Compliance for Distributed Enterprise

Risk-based Supervision and the Hybrid Workplace

Our recent Summer Forum Series explored how to increase risk resilience around new communication tools, and embed a culture of compliance in a digital-first era.

01 July 2022 5 mins read
By Jennie Clarke

With remote work here to stay, Global Relay recently brought together senior compliance professionals and industry experts to discuss the evolving dynamics of the so-called “distributed enterprise” as organizations grapple with the unique challenges of the hybrid working model.

The Global Relay Summer Forum Series – held in London, Chicago, and New York respectively – featured a dedicated agenda and expert panel of speakers to explore the impact of increasing compliance policies in the face of new and expanding digital communication tools.

Please read more for some of the insights and recommendations we heard from our compliance community to address growing electronic recordkeeping requirements around established regulations, including Rule 17a-4 from the Securities and Exchange Commission (SEC), and FINRA Rule 3130.

The rising case for BYOD (Bring Your Own Device)

We heard a common theme throughout our Summer Forum discussions that supervision policies are not keeping up with the current realities of remote, hybrid, or “work from anywhere” models. In New York, our panel discussed some BYOD statistics, including that some 87% of organizations allow employees the ability to access mobile business apps from their personal smartphones.

But for a majority of regulated firms this approach is simply not viable as business communication left uncaptured and unsupervised on employee-owned devices creates compliance and security concerns. The long-established rule applied as blanket policy by many firms forbidding the use of personal devices for business-related communication is much harder to physically oversee, and enforce, as remote working has become the norm. Moreover it does not allow for how their employees are actually working.

Louise Rodger, Director of the Compliance and Policy Division at AFME (Association for Financial Markets in Europe) – which provides expertise across a range of regulatory and capital markets issues – underlined these challenges during her panel discussion. “Regardless of the location – home or office – the rules remain the rules,” she emphasized.

The $125 million fine imposed on J. P. Morgan by the SEC late last year remained a hot topic for attendees at each event and is a prime example of the growing need for measures that address non-adherence to compliance policy.

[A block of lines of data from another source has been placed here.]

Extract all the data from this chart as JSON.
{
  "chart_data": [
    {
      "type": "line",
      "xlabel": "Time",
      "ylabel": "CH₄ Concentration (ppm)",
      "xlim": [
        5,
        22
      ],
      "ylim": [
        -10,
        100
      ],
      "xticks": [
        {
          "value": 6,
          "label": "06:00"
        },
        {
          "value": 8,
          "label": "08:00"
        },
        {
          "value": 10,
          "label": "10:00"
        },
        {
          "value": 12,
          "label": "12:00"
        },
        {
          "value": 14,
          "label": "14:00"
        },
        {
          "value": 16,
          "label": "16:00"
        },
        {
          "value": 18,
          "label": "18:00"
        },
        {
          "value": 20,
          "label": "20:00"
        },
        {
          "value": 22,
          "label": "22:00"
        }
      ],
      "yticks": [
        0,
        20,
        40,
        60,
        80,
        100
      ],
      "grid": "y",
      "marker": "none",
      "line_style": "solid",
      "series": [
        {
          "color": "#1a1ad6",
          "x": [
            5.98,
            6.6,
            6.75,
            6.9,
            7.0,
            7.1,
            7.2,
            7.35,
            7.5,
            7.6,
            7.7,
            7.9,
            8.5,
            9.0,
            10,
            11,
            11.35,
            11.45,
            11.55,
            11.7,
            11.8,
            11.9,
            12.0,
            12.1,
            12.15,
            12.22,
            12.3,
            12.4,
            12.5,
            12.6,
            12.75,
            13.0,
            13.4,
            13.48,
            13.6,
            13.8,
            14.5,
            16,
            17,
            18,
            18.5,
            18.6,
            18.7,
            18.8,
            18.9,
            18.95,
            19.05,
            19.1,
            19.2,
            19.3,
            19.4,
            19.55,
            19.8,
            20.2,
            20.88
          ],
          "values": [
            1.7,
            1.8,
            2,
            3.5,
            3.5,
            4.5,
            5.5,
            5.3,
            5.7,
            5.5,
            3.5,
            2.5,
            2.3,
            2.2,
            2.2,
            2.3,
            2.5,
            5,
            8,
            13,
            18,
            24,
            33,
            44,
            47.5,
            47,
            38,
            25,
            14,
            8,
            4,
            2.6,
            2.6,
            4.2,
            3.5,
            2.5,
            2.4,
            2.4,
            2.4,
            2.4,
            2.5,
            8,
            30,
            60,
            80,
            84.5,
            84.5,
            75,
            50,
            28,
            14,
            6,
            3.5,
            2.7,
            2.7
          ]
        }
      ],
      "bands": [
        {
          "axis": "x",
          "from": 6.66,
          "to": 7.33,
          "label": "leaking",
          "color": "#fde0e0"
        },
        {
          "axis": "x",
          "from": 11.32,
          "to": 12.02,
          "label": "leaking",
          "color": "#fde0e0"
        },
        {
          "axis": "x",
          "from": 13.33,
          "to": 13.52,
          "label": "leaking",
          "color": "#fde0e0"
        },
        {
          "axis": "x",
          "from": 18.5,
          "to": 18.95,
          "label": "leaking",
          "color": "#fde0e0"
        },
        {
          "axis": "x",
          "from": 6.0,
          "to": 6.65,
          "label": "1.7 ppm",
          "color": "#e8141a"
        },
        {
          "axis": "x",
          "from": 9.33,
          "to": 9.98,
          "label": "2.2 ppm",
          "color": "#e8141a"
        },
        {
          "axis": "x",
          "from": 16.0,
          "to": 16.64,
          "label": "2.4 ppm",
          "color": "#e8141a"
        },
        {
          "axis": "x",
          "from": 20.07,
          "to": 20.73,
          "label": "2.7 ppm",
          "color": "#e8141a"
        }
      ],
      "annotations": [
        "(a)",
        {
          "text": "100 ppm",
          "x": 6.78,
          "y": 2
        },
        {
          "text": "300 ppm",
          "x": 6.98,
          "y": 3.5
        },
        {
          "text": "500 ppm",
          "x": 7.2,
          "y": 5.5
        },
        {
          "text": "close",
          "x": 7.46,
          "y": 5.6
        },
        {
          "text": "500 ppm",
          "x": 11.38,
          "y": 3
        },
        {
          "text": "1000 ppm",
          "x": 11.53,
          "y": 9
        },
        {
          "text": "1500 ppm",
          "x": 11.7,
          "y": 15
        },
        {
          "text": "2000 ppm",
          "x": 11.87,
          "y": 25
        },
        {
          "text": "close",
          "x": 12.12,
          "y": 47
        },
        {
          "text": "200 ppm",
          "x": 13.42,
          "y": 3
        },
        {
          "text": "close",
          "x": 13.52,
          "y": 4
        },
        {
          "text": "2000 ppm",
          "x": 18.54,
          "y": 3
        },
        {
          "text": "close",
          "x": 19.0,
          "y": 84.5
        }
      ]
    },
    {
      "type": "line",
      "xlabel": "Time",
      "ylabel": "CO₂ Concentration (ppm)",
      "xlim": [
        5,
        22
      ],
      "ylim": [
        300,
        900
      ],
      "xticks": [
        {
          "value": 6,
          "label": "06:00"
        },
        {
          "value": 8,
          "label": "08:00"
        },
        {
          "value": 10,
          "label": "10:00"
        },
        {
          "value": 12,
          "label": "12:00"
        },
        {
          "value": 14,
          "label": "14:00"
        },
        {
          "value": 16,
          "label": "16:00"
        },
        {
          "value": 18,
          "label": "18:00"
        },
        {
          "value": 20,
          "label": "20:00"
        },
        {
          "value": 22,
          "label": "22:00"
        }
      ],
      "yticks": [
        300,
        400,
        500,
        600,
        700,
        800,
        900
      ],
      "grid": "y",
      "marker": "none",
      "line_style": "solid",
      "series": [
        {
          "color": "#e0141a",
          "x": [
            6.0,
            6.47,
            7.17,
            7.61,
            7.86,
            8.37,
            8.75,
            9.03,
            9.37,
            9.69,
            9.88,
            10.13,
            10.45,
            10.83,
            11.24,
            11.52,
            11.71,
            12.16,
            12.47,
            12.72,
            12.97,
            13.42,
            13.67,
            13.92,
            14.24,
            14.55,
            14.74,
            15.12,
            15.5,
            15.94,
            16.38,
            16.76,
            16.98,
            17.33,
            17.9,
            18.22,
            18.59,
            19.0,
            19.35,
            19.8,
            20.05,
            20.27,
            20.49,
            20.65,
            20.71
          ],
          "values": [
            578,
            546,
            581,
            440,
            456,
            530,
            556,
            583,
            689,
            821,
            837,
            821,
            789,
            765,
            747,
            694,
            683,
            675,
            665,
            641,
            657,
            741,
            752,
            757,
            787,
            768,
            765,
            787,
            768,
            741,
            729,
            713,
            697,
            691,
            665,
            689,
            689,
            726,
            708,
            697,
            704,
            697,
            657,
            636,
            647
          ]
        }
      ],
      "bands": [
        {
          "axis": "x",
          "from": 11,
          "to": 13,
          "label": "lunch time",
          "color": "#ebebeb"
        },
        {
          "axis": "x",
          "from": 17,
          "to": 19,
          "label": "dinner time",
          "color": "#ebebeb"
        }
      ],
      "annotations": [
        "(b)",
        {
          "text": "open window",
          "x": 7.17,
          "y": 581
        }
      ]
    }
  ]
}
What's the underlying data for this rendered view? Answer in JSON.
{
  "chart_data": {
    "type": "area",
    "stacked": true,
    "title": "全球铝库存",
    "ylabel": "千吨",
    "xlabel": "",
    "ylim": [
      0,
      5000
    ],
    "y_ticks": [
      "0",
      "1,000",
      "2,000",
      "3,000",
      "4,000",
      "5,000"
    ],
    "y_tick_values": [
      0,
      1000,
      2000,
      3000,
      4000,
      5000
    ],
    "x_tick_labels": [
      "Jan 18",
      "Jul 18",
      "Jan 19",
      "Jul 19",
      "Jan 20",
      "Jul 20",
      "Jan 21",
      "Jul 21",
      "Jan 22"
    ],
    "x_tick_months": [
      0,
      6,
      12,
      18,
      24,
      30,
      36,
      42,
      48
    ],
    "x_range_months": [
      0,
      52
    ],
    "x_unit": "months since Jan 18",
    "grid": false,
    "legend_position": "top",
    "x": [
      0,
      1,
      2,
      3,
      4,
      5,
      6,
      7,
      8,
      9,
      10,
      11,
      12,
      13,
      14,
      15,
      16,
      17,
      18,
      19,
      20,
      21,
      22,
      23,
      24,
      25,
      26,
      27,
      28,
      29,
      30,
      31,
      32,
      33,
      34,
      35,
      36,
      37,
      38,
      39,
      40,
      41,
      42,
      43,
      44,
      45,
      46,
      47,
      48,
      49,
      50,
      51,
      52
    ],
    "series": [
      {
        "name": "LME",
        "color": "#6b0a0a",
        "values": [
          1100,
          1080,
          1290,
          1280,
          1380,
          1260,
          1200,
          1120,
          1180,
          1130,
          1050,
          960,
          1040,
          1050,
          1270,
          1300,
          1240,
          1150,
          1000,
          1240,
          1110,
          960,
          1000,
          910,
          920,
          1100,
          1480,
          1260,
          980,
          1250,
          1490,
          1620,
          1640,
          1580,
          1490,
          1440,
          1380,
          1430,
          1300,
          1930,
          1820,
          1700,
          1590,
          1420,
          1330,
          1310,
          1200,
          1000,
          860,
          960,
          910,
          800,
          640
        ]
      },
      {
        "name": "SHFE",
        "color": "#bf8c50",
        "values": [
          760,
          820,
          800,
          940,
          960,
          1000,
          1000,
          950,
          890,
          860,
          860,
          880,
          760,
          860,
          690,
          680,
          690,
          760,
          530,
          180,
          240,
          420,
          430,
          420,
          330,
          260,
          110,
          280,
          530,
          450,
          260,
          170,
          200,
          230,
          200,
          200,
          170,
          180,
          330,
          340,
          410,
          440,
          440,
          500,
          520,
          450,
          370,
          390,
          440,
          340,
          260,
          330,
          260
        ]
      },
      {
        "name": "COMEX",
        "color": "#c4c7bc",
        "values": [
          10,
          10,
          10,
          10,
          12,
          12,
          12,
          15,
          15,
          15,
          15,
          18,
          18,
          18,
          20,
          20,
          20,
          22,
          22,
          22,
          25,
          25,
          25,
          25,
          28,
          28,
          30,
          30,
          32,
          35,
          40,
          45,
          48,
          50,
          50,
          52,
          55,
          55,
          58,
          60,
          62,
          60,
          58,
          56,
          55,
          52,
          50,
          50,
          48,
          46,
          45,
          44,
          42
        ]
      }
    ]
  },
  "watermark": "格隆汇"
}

Closing the compliance gap with solutions that can record regulated conversations, protect the firm’s data, and enable monitoring and recordkeeping of disparate data was also discussed as central to empowering regulated firms to execute BYOD programs that meet stringent information governance requirements as well as:

  • Reduce exposure to the risk of policy infringement by employees
  • Save on the cost of corporate devices
  • Provide competitive benefits, with employees able to be more responsive to customers, and communicate compliantly on the go.

Think like a regulator

The spread of communications data across new channels becomes even more challenging for firms facing a time-critical or high-stakes data request, or investigation. As one panelist was quick to state when it comes to such requests, it is vital to plan for “when” rather than “if”.

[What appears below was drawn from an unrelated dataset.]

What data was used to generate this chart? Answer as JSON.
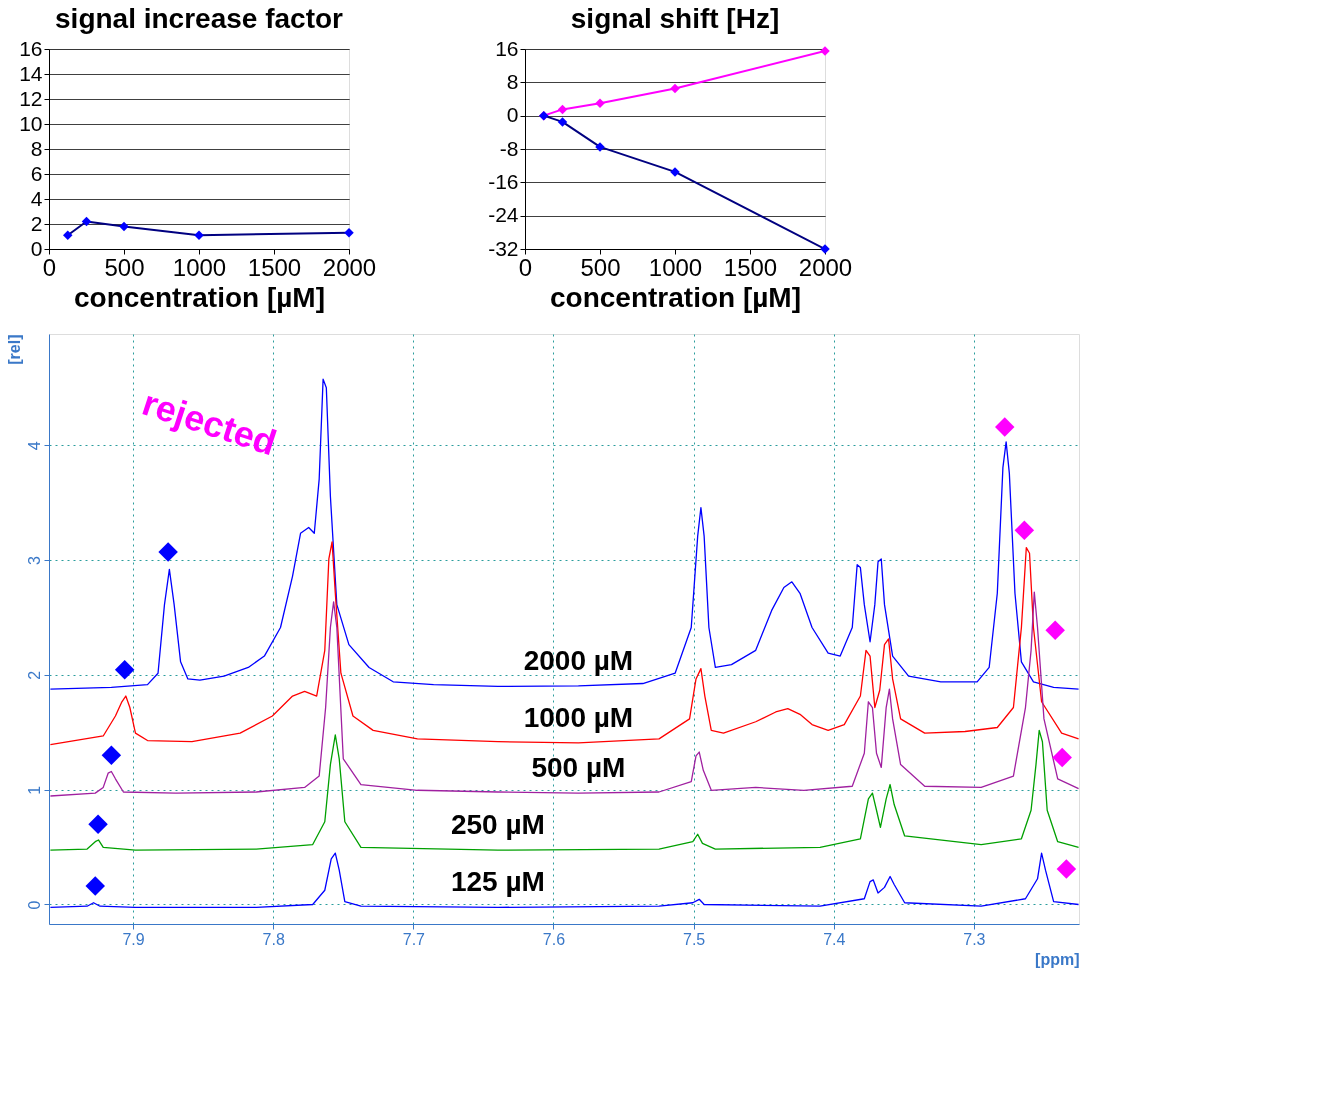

“There is little worse start to an investigation than having to ask the court or regulator for an extension because you are struggling to place your hands on the data”, said Simon Hargreaves, a consultant, and former regulator.

Demonstrating that you have practices in place to access the required data in a reasonable timeframe is key to giving the regulator certain assurances regarding your management and approach. The inability to do this can inflame the situation and incur further penalties. This contributed to the severity of the above-mentioned J.P. Morgan fine, where the regulator found that, in addition to violations of policy through the use of non-compliant channels and devices across the organization (including by those who wrote the policies), the physical lack of recordkeeping had impeded the regulator’s ability to investigate.

A ‘top-down’ culture of compliance

We also heard how building a culture of compliance, particularly one that can be established both in-office and remotely, must be the panacea for compliance teams, regardless of their jurisdiction.

As our participants shared, this culture needs sponsorship from the very top of the organization, ideally from the CEO. Being able to evidence this commitment via “tone from the top” communications direct from the CEO will be increasingly important for firms looking to prove they have taken reasonable steps to prevent an employee or contractor from making, sending, or receiving business correspondence on privately owned equipment which the firm is unable to record or copy.

In New York and Chicago sessions, Global Relay’s Executive Vice President of Compliance, Chip Jones, also stressed the timely nature of this conversation during a week that saw the Department of Justice put forward proposals to make company CEOs and CCOs personally liable for attesting to the effectiveness of their compliance programs, a move that is understandably creating ripples of concern amongst the senior compliance community.

Hybrid working has undoubtedly intensified the need for firms to plug gaps in compliance polices that no longer serve the realities of how their employees are engaging with customers and colleagues. A unanimous take away from all our Summer Series events was that data governance polices are only as good as the actual processes that then must be followed. Moreover, with enforcements like J.P. Morgan unlikely to be the last – and with policymakers and regulators tightening the screws – firms need to consistently revisit their policies and risk assess practices for electronic communications compliance to ensure policy reflects the reality – or they risk paying the price.